Emily recognized her then. She was the child she might have been had her father not died at the hand

of her lover. Trusting, loving, convinced the world was a bright place filled with people of good heart. Believing that someday a man would come, a man as fine and handsome as her daddy, who would love her forever.

It was that child Justin had touched with his love, that child Justin had wounded with his silence. The woman she might have become could have found it in her heart to forgive him. That woman would have been free of rancor and cynicism, free of the bitterness that raged within Emily now, burning their love

to crashing ruins.

She reached out a trembling hand toward the child's luminous face. She vanished without even a good-bye, leaving Emily in utter darkness.

Chapter 32

If you should ever pause to look back, I pray you

won't think too harshly of me. . . .

It was midmorning the next day when Penfeld knocked on Emily's door. "His Grace requests your presence in the study," he announced.

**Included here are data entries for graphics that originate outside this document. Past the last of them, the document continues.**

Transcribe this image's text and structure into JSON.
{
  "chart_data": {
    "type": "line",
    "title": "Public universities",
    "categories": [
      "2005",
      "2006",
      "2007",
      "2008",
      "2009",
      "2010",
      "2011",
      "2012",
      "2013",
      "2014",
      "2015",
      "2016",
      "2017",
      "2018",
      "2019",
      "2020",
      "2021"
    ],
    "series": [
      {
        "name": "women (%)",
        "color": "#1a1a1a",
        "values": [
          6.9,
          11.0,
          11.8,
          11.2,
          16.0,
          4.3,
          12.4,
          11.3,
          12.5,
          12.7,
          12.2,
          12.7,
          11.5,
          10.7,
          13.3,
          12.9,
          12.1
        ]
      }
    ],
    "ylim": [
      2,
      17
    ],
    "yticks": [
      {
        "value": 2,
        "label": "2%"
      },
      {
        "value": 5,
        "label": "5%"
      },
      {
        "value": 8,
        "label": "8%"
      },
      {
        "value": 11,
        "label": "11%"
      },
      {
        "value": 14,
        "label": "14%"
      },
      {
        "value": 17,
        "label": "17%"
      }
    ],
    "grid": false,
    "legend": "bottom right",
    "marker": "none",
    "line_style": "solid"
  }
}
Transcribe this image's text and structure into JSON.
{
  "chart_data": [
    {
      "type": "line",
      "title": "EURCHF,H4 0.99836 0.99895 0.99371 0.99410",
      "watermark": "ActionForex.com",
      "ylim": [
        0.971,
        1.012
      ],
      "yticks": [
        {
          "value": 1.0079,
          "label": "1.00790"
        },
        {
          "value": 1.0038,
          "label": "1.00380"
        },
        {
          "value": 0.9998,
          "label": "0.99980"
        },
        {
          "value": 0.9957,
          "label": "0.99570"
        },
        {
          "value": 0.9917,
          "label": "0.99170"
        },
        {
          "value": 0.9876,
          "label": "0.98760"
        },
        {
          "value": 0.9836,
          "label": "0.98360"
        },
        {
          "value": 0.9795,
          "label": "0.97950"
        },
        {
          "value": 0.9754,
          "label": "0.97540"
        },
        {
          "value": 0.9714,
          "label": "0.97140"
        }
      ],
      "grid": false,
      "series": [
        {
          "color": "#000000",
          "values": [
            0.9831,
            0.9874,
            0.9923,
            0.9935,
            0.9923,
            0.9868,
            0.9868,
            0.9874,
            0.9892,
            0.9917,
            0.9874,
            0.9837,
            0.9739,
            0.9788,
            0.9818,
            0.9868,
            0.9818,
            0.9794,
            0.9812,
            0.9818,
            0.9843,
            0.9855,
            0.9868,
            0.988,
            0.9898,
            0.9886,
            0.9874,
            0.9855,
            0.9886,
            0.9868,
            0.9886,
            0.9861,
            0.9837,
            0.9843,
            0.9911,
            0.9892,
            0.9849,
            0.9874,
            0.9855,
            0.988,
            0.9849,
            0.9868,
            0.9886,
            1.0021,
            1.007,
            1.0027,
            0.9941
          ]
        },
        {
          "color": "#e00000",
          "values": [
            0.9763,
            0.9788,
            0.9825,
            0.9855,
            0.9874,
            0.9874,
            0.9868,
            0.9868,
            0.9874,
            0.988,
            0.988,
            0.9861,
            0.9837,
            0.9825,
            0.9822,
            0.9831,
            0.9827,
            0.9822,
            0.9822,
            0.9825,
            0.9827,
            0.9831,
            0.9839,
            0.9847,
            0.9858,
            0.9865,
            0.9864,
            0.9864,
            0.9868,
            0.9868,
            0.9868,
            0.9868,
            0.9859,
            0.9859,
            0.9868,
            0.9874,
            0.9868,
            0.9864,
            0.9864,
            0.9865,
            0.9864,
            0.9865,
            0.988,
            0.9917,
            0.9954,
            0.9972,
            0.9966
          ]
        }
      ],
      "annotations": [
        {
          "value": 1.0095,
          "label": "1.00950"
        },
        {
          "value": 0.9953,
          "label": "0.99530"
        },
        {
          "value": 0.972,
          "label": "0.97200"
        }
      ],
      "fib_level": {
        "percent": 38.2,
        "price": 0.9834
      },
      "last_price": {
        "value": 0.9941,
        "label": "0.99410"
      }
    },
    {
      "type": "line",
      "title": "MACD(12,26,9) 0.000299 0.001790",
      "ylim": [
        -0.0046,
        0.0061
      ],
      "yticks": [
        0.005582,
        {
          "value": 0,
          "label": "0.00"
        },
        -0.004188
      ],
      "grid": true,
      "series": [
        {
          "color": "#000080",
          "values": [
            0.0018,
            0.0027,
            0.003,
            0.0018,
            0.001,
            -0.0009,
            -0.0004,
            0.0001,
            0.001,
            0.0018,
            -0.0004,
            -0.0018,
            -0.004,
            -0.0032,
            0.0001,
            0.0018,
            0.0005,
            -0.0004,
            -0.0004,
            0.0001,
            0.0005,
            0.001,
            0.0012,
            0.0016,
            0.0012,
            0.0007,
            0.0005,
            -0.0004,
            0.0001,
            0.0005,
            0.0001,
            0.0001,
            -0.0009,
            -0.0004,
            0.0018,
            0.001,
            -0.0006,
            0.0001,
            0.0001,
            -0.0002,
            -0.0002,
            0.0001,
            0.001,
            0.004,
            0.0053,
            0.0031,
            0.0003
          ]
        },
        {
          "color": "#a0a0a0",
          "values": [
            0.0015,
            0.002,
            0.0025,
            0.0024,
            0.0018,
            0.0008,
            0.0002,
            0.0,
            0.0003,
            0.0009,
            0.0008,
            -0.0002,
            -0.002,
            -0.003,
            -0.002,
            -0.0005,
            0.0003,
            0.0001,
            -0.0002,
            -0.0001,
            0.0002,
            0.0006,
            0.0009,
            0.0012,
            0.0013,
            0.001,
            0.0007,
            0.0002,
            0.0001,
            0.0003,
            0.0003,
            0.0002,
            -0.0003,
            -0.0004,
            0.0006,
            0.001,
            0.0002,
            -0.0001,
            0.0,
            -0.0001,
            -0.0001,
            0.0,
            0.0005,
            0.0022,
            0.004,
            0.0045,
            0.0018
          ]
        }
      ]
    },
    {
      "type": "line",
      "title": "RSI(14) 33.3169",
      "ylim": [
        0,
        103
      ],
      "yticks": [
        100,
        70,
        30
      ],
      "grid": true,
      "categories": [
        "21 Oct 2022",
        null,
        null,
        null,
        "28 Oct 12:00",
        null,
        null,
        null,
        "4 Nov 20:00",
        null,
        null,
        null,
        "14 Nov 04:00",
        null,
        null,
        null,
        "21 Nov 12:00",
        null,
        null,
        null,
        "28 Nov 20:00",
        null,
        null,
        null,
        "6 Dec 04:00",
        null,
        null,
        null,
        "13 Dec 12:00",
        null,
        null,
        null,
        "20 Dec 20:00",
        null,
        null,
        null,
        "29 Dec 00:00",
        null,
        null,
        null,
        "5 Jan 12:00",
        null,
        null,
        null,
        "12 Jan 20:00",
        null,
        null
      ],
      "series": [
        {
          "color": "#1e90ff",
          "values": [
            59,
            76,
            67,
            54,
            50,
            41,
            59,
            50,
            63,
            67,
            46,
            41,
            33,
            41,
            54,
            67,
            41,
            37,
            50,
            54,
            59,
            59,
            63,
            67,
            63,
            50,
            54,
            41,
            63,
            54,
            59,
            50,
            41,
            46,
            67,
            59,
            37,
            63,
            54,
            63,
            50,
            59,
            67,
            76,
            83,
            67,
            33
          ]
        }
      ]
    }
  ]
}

Did the valet's voice sound strangely thick, or was it her own overwrought imagination? she wondered.

"Tell His Highness I shall hasten to answer his summons," she replied.

She stole a look out the window as she dressed. The same underfootman who had been lurking in the shrubs all morning was still there, whistling under his breath and studying the slumbering foliage as if his life depended on it. Emily took her brimming pitcher from its basin, eased up the sash, and poured a stream of wash water down on his unsuspecting head.

"Damn it all!" he sputtered, shaking himself like a sheepdog. "What in the deuced hell—"

"Hello, Jason," Emily called out. "I'm terribly sorry. I didn't realize you were down there."

His gaze shot up to the window; a sheepish smile transformed his freckled countenance. "Quite all right, Miss Emily. I was just inspecting the roses for—"

"Blight?" she suggested.

"Aye, blight!" he quickly agreed. "Been a bad year for it."